U.S. and NATO Beat the Drums of War over Ukraine
April 13 , 2021 (EIRNS)—Secretary of State Tony Blinken, Defense Secretary Lloyd Austin, NATO Secretary General Jens Stoltenberg, and Ukrainian Foreign Minister Dmytro Kuleba, among others, gathered in Brussels today to sound the alarm about Russia’s alleged “massive military buildup” along Ukraine’s border and warn Russia to immediately cease its “provocative” actions or suffer “the consequences.” No consequences were spelled out, but war talk is in the air—as stupidly dangerous as that is. In almost ID format, every single speaker and public statement made in the course of today’s meetings insisted that Russia has massed the “largest military force along the border since 2014,” while reminding people of Russia’s alleged “illegal annexation of Crimea,” and lying that it has turned its back on the Minsk agreements and all efforts to de-escalate tensions in eastern Ukraine. Blinken repeatedly referred to Russia’s “provocative” and “aggressive” behavior.
Ukraine wants membership in NATO now, to have access to its Article 5 that states that an attack on one member country is considered an attack on NATO as a whole. Ukraine’s Deputy Prime Minister for European and Euro-Atlantic Integration Olga Stefanishyna made that clear in an article published in Foreign Policy saying that NATO’s response to Russia’s aggression is “insufficient” and demanding immediate negotiations for a membership action plan for the country. In an outrageous denial of historical fact, Foreign Minister Kuleba claimed that Ukraine should join NATO because it “belongs to the world of democracies, to the Western world—this is a very clear message NATO can send to Russia. Ukraine isn’t part of the Russian world and will never be considered as such.” Prior to his private meeting with Blinken, Kuleba repeated to the media how pleased he was that the “Euro-Atlantic” countries are standing by Ukraine, and that Ukraine “stands by the principles and values of the Euro-Atlantic community.” Confident of military backing, he warned Russia that should it not cease its aggression, the actions taken against it—by the West presumably—will prove “too heavy a burden to bear.”

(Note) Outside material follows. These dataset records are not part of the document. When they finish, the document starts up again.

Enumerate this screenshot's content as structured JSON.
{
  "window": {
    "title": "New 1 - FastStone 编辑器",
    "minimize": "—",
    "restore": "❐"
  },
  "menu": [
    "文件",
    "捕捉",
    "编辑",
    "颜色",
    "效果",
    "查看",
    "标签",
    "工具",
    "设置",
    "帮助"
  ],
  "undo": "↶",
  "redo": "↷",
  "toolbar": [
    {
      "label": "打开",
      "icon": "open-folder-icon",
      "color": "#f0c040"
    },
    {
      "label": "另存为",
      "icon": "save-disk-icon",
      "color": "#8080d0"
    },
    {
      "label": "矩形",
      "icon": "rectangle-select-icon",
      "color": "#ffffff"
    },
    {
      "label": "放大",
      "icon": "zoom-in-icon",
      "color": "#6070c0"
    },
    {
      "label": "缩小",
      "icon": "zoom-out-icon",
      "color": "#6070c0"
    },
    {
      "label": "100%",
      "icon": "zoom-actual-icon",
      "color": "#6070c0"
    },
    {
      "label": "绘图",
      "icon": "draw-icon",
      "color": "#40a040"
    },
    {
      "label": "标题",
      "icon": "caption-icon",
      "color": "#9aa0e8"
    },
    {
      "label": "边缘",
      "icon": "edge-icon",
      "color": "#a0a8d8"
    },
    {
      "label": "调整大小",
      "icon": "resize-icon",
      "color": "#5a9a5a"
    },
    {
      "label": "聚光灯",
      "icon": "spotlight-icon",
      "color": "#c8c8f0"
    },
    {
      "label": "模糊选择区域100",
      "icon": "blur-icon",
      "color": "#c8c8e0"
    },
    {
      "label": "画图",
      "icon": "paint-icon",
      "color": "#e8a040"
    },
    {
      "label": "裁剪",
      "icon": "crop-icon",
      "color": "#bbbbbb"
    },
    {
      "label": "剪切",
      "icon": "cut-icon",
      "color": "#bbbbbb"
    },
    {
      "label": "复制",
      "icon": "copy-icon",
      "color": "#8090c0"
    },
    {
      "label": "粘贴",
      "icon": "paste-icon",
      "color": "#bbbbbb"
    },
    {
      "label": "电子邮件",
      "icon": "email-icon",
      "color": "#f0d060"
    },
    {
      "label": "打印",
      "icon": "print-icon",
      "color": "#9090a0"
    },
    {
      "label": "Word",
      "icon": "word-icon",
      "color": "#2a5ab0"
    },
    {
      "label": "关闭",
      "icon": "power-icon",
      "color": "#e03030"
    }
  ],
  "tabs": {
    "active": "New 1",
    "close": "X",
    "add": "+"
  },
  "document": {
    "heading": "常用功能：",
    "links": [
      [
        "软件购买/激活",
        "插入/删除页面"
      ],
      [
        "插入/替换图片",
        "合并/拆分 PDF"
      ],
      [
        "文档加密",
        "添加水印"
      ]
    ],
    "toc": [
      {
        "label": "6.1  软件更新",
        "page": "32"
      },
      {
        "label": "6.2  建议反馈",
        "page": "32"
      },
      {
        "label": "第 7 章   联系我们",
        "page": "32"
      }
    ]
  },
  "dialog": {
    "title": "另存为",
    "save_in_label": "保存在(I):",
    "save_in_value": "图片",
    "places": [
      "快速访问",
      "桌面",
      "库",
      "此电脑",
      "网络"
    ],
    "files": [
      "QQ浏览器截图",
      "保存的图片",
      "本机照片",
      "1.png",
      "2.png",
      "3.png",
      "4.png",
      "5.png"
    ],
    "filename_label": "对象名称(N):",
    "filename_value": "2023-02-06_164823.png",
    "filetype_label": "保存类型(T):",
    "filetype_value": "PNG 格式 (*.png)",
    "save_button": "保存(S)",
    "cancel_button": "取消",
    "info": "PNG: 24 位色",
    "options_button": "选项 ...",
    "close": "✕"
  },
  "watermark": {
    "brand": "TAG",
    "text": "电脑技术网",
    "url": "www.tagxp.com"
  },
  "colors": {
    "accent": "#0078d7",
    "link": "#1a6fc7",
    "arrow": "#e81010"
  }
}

During his joint press conference with NATO Secretary General Jens Stoltenberg, following a meeting of the NATO-Ukraine Council, Kuleba said he “expects” international allies to “deter Russian aggression.” He suggested new sanctions or more direct military support to strengthen Ukraine’s defenses. Demanding that Russia cease and desist from its “provocative” behavior, Stoltenberg announced that it is the “sovereign right” of every nation to apply for NATO membership, but it is the right of the 30 allies-members to decide when membership should be offered. This is important, he said, because right now Russia “is trying to establish some kind of sphere of influence” reminiscent of the era when big powers could decide what neighbors could do. “So therefore we strongly support the sovereign right of Ukraine to apply, and to decide its own path, and then for the 30 allies, and only the 30 allies, to decide when the standards are met,” Stoltenberg said.